Employees who quits their job voluntarily and “without good cause attributable to the employing unit or its agents” are subject to disqualification pursuant to G.L. c. 151A, § 25(e)(1). Where claimant are determined to have quit or resigned, the burden of proving eligibility is on the claimant to establish that they left either involuntarily or for good cause attributable to the employer, such that the claimant is unemployed through no fault of their own. Sohler v. Director of the Div. of Employment Security, 377 Mass. 785, 788 n.1, 388 N.E.2d 299, 301 n. 1 (1979).

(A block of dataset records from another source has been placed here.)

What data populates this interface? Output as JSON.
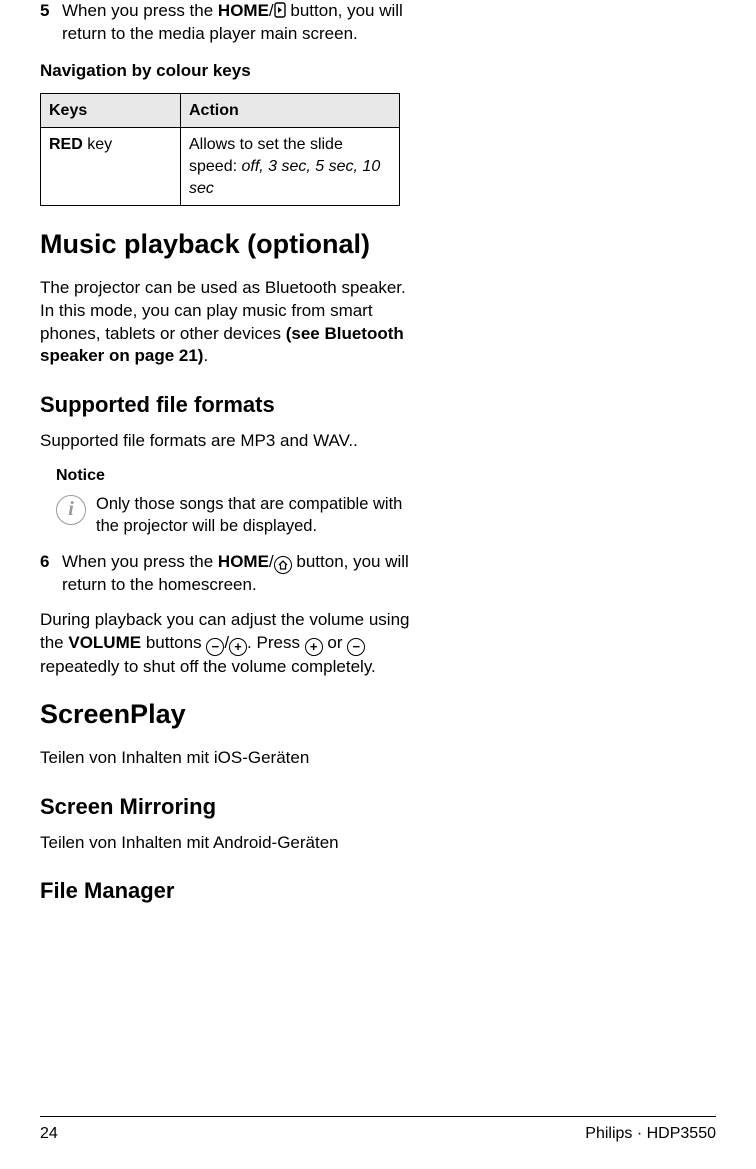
{
  "step5": {
    "num": "5",
    "text_before": "When you press the ",
    "home": "HOME",
    "slash": "/",
    "text_after": " button, you will return to the media player main screen."
  },
  "nav_heading": "Navigation by colour keys",
  "table": {
    "th1": "Keys",
    "th2": "Action",
    "cell1_bold": "RED",
    "cell1_rest": " key",
    "cell2_before": "Allows to set the slide speed: ",
    "cell2_italic": "off, 3 sec, 5 sec, 10 sec"
  },
  "music_h1": "Music playback (optional)",
  "music_para_before": "The projector can be used as Bluetooth speaker. In this mode, you can play music from smart phones, tablets or other devices ",
  "music_para_bold": "(see Bluetooth speaker on page 21)",
  "music_para_after": ".",
  "supported_h2": "Supported file formats",
  "supported_para": "Supported file formats are MP3 and WAV..",
  "notice": {
    "label": "Notice",
    "text": "Only those songs that are compatible with the projector will be displayed."
  },
  "step6": {
    "num": "6",
    "text_before": "When you press the ",
    "home": "HOME",
    "slash": "/",
    "text_after": " button, you will return to the homescreen."
  },
  "playback_para": {
    "p1": "During playback you can adjust the volume using the ",
    "volume": "VOLUME",
    "p2": " buttons ",
    "slash": "/",
    "p3": ". Press ",
    "p4": " or ",
    "p5": " repeatedly to shut off the volume completely."
  },
  "screenplay_h1": "ScreenPlay",
  "screenplay_para": "Teilen von Inhalten mit iOS-Geräten",
  "mirroring_h2": "Screen Mirroring",
  "mirroring_para": "Teilen von Inhalten mit Android-Geräten",
  "filemgr_h2": "File Manager",
  "footer": {
    "page": "24",
    "product": "Philips · HDP3550"
  }
}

In most cases, an employee must make all reasonable efforts to maintain the employment relationship before quitting the job, or else the claimant risks that the quit will be treated as voluntary regardless of the underlying reasons. Harassment cases present a notable exception. (See Questions 26 and 27.) The agency position is not uniform on whether a person who is subjected to other violations of law in the workplace must first attempt to resolve the problem before quitting. Arguably, an employer is charged with knowledge of wage-and-hour laws and so should have been aware of the violation. Lee v. O’Leary, Director of the Div. of Unemployment Assistance, Quincy District Court Docket No. 0556 CV 2136, (Coven, J.) (11/1/06) (finding that claimant had good cause for quitting where payroll policy resulting in last payment of wages violated Massachusetts wage laws).
The Board has found that no disqualification shall be imposed if the claimant quit a job with the employer to accept new permanent, full-time employment with another employer, and the claimant later became separated from the new employment for good cause attributable to the new employment unit. BR-0031 0031 53 (7/23/19).